Tung Yin – Tung Yin is a professor at Lewis & Clark Law School in Portland, Oregon.  Prior to joining Lewis & Clark in 2009, he taught for seven years at The University of Iowa College of Law, where he was most recently professor and Claire Ferguson Carlson Faculty Fellow.  Professor Yin also practiced law from 1998-2002 with Munger Tolles & Olson LLP in Los Angeles, where he specialized in white collar corporate criminal defense and employment law. He clerked for the late Hon. Edward Rafeedie, U.S. District Court for the Central District of California, the late Hon. William J. Holloway, U.S. Court of Appeals for the Tenth Circuit, and the Hon. J. Clifford Wallace, U.S. Court of Appeals for the Ninth Circuit. While in law school at the University of California, Berkeley, he was a Notes and Comments Editor of the California Law Review and a member of the Moot Court Board.

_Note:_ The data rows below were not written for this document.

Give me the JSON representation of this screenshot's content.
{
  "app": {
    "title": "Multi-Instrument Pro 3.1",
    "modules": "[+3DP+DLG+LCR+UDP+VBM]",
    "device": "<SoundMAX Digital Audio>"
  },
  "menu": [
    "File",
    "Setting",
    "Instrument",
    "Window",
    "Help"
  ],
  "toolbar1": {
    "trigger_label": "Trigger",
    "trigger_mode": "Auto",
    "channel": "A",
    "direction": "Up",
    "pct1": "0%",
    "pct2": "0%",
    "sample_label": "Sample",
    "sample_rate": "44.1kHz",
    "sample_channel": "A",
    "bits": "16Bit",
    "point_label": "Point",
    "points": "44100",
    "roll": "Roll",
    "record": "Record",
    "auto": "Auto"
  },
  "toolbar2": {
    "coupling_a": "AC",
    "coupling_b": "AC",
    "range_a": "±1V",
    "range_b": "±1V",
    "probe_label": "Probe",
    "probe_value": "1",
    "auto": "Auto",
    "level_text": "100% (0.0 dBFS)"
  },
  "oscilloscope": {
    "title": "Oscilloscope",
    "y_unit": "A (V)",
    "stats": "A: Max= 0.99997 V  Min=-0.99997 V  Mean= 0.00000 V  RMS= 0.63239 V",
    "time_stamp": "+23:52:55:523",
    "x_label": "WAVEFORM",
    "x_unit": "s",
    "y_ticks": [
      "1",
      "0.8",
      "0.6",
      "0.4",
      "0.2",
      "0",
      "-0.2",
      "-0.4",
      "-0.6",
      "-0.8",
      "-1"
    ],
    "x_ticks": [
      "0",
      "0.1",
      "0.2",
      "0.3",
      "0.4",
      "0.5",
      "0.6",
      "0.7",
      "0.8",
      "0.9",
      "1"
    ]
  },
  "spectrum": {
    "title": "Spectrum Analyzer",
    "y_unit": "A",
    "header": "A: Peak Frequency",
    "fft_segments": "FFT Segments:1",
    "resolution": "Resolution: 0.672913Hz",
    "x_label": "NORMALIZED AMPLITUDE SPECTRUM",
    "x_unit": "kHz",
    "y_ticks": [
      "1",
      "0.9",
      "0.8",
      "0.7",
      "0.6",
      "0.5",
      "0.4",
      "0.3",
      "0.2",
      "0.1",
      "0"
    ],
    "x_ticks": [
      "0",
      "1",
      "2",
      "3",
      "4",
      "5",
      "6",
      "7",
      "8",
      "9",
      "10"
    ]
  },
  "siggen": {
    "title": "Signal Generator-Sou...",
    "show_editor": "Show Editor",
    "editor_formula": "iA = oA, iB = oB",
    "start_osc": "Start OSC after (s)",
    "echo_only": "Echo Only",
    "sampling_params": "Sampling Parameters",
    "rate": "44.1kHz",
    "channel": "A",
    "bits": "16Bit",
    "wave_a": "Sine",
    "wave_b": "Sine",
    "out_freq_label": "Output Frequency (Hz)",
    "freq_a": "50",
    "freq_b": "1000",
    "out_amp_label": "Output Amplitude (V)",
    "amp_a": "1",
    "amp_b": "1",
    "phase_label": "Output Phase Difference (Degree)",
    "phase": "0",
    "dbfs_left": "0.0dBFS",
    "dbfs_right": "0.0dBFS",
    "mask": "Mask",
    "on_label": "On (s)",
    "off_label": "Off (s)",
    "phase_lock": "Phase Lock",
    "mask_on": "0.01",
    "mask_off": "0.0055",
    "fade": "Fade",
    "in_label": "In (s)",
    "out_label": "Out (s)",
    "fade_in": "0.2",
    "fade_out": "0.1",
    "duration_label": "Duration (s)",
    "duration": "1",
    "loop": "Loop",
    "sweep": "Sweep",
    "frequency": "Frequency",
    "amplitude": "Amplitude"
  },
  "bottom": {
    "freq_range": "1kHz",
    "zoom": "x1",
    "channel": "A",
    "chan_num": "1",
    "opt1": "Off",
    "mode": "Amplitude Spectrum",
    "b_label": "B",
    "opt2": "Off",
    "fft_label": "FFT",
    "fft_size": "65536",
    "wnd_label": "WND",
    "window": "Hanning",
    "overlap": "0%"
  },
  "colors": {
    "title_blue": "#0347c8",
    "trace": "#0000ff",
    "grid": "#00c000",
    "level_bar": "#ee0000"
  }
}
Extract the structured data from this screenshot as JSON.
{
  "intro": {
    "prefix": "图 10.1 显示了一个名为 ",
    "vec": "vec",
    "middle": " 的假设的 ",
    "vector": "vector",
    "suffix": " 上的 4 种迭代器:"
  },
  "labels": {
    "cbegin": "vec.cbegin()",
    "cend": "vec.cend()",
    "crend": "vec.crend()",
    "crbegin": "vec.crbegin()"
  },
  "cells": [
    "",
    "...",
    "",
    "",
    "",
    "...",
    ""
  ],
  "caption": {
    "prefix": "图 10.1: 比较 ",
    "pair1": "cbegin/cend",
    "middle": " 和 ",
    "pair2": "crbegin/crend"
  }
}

Professor Yin’s academic research focuses primarily on national security and terrorism law, and has ranged from legal issues arising out of indefinite military detention of suspected terrorists at Guantanamo Bay, to race and religion and the perception of terrorism, to drone terrorism, and more. His scholarship has been cited in judicial opinions from the U.S. Court of Appeals for the Fifth and Ninth Circuits, the Florida and Georgia Supreme Courts, and other lower state and federal trial courts.